Can I please have some tips on getting better

The solution for most people under 1600 is to drill more tactics, and learn some rook and king+pawn endgames.

You hang a lot of pieces in every game because when your pieces are threatened, you make unsound counterthreats.
When one of your pieces is attacked, instead of counterattacking, either trade pieces or retreat. That will help you to avoid hanging pieces.
Always check your intended move is no blunder before you play it.
This little mental discipline alone is enough to get you to 1500.
As long as you hang pieces and pawns all the rest is in vain.

I just looked over your most recent game. You hang pieces all over the place! You overlook obvious one-move threats and lose pieces. Take your time! Ask yourself if you have left anything open to capture and then take steps to avoid that. After that, practice tactics every day. And after that, learn a few opening principles. For example, after 1. d4 d5, 2, e3 is not the usual start. 2. c4, the Queen's Gambit, is more practical.

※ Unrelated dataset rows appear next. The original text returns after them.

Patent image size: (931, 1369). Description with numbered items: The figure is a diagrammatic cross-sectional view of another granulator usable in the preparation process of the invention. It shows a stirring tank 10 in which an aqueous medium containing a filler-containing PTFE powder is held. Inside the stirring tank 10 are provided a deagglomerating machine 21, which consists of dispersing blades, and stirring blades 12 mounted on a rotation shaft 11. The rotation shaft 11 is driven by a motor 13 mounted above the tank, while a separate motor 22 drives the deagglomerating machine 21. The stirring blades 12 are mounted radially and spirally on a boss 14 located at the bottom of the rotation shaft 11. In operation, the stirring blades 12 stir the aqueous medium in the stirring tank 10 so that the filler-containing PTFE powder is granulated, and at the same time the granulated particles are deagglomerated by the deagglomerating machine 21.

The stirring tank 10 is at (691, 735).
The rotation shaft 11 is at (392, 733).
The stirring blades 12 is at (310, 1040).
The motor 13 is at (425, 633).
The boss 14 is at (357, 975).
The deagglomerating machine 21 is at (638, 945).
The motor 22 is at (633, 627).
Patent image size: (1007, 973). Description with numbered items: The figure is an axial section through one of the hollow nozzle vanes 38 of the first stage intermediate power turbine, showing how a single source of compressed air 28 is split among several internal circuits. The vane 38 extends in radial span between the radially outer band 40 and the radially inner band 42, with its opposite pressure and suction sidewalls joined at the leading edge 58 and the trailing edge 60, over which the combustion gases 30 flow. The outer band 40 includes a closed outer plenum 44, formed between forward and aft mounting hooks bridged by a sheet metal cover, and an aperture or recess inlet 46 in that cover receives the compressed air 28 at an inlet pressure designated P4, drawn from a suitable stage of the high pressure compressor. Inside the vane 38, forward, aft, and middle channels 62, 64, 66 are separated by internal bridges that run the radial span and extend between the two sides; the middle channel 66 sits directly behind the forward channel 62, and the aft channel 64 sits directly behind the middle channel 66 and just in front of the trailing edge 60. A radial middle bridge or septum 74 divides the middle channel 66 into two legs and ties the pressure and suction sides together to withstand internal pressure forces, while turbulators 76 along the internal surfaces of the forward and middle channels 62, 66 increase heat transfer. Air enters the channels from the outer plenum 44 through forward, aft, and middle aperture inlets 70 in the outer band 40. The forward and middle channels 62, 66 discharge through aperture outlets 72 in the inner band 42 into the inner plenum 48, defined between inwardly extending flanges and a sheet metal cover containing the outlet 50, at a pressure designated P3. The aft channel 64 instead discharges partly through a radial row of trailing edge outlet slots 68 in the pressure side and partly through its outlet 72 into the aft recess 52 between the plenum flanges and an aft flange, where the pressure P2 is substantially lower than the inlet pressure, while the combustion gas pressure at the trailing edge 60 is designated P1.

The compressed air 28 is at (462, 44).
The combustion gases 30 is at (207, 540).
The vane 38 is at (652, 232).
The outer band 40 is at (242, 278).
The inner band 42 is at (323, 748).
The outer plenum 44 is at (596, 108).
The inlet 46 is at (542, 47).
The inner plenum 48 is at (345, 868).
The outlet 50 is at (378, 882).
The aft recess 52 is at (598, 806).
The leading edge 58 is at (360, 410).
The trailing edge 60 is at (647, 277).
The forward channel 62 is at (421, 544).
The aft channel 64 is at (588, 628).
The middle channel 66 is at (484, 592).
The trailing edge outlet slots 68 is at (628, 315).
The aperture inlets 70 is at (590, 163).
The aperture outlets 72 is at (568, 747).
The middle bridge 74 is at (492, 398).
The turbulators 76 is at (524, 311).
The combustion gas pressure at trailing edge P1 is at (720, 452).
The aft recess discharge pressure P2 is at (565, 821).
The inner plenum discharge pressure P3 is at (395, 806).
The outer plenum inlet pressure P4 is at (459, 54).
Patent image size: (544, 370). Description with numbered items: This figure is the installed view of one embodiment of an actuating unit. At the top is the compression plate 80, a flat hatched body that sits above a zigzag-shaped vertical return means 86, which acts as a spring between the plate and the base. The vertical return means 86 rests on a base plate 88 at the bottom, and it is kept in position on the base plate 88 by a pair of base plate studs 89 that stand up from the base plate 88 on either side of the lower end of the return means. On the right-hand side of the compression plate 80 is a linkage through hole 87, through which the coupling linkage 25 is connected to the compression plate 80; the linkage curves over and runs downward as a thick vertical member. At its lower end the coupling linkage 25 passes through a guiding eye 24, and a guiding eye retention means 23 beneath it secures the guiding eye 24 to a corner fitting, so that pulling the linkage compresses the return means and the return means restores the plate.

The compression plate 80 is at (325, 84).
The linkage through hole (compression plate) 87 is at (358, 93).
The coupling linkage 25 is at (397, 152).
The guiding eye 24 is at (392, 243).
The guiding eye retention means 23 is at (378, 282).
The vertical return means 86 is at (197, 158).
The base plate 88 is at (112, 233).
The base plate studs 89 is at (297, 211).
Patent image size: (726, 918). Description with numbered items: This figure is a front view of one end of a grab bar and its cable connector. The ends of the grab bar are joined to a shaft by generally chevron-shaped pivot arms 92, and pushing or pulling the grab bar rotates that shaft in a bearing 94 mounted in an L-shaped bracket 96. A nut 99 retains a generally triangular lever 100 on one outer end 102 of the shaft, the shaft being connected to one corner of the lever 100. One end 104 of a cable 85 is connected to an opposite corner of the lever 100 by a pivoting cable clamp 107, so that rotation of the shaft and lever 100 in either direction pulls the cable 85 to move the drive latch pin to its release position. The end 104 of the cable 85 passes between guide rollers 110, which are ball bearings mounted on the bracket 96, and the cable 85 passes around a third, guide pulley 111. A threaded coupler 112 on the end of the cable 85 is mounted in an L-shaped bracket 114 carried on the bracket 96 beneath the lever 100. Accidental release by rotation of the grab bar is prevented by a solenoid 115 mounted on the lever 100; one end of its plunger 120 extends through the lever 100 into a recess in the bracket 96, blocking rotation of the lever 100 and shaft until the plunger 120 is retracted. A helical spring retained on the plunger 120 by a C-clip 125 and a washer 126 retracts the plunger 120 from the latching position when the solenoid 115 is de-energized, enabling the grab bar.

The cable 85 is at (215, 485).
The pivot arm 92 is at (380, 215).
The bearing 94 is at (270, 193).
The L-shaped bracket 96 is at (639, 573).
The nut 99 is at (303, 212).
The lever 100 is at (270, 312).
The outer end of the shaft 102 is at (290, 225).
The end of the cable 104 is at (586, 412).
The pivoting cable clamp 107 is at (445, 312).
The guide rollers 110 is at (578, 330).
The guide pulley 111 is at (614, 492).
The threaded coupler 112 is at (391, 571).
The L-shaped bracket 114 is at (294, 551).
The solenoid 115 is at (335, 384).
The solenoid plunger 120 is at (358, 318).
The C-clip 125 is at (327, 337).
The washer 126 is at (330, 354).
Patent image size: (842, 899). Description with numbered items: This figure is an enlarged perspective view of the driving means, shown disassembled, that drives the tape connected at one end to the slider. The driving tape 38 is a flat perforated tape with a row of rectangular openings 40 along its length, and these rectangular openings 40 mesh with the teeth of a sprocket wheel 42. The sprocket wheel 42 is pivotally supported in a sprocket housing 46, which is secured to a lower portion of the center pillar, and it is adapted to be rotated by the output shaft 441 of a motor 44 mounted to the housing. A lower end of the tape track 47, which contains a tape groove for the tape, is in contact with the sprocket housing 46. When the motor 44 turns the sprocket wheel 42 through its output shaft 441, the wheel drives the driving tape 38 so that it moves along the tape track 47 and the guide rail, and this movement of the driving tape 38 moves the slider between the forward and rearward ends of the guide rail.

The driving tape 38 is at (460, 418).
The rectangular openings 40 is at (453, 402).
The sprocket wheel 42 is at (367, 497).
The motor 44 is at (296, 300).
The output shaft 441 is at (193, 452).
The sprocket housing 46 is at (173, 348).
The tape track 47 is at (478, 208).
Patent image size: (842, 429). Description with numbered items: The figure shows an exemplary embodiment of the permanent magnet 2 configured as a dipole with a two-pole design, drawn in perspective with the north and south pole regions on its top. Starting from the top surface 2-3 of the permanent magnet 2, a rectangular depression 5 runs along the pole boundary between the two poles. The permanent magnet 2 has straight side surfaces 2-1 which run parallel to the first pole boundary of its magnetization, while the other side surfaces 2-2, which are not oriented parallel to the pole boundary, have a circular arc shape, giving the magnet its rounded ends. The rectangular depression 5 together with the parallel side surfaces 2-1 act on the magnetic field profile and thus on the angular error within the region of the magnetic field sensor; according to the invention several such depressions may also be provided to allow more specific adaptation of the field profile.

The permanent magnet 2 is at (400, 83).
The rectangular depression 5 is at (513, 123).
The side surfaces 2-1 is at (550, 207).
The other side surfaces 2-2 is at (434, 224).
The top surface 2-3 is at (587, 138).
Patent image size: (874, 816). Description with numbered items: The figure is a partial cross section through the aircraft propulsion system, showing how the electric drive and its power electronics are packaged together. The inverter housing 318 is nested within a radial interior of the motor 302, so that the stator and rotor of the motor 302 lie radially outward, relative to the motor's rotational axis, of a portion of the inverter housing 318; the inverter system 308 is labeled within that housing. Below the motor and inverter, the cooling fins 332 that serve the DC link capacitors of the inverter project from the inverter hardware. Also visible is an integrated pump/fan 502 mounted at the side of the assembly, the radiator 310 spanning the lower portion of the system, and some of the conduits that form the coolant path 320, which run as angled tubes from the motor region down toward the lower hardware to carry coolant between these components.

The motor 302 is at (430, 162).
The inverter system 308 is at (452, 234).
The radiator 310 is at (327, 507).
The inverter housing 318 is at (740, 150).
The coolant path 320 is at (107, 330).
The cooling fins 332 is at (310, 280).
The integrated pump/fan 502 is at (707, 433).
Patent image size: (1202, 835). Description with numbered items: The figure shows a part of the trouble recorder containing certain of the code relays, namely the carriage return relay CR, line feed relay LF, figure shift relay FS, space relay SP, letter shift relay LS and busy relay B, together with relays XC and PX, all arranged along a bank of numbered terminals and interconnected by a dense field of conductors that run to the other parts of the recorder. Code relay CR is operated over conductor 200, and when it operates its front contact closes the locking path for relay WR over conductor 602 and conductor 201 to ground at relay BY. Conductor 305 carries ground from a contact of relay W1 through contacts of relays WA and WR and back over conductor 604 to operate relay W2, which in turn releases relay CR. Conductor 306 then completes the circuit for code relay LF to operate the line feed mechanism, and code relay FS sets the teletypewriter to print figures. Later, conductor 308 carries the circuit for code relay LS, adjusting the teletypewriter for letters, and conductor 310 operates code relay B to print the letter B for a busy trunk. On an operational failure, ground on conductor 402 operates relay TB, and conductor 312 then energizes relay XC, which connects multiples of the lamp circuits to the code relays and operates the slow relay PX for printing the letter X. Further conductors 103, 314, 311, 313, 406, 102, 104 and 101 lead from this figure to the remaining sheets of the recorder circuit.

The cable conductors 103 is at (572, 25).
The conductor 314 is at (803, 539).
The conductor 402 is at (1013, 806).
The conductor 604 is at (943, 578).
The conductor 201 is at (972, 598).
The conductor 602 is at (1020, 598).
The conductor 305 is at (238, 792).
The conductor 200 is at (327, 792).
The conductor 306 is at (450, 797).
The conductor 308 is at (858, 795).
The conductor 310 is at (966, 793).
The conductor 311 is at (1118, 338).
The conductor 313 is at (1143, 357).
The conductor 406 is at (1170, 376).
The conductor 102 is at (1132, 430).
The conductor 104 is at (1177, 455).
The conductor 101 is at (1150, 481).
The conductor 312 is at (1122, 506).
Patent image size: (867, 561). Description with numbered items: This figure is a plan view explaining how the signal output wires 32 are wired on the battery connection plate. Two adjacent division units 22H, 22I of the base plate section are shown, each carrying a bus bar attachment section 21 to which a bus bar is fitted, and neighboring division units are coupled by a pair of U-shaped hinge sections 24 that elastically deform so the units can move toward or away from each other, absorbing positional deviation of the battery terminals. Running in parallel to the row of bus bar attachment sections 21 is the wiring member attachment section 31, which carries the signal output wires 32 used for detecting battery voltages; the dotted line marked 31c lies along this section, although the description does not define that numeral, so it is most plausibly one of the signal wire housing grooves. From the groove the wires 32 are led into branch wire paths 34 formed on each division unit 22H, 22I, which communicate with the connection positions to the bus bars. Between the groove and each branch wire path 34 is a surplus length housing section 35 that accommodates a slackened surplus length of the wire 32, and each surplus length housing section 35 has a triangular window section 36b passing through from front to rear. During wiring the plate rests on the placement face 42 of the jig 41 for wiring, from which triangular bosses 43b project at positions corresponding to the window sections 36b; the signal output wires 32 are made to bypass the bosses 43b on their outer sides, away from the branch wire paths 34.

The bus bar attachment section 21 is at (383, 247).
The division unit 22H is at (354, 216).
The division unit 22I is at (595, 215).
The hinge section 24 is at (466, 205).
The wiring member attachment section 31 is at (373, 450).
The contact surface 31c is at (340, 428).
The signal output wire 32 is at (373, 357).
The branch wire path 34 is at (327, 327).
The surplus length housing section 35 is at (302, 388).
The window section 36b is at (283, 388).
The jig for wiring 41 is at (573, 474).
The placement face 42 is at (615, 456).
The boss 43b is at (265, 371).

I just looked over your most recent game. You hang pieces all over the place! You overlook obvious one-move threats and lose pieces. Take your time! Ask yourself if you have left anything open to capture and then take steps to avoid that. After that, practice tactics every day. And after that, learn a few opening principles. For example, after 1. d4 d5, 2, e3 is not the usual start. 2. c4, the Queen's Gambit, is more practical.
Thanks!!!

Hello,
I am a certified, full-time chess coach, so I hope I can help you. Everybody is different, so that's why there isn't only one general way to learn. First of all, you have to discover your biggest weaknesses in the game and start working on them. The most effective way for that is analysing your own games. Of course, if you are a beginner, you can't do it efficiently because you don't know too much about the game yet. There is a built-in engine on chess.com which can show you if a move is good or bad but the only problem that it can't explain you the plans, ideas behind the moves, so you won't know why is it so good or bad.
You can learn from books or Youtube channels as well, and maybe you can find a lot of useful information there but these sources are mostly general things and not personalized at all. That's why you need a good coach sooner or later if you really want to be better at chess. A good coach can help you with identifying your biggest weaknesses and explain everything, so you can leave your mistakes behind you. Of course, you won't apply everything immediately, this is a learning process (like learning languages), but if you are persistent and enthusiastic, you will achieve your goals.
In my opinion, chess has 4 main territories (openings, strategies, tactics/combinations and endgames). If you want to improve efficiently, you should improve all of these skills almost at the same time. That's what my training program is based on. My students really like it because the lessons are not boring (because we talk about more than one areas within one lesson) and they feel the improvement on the longer run. Of course, there are always ups and downs but this is completely normal in everyone's career.
I hope this is helpful for you. Good luck for your chess games!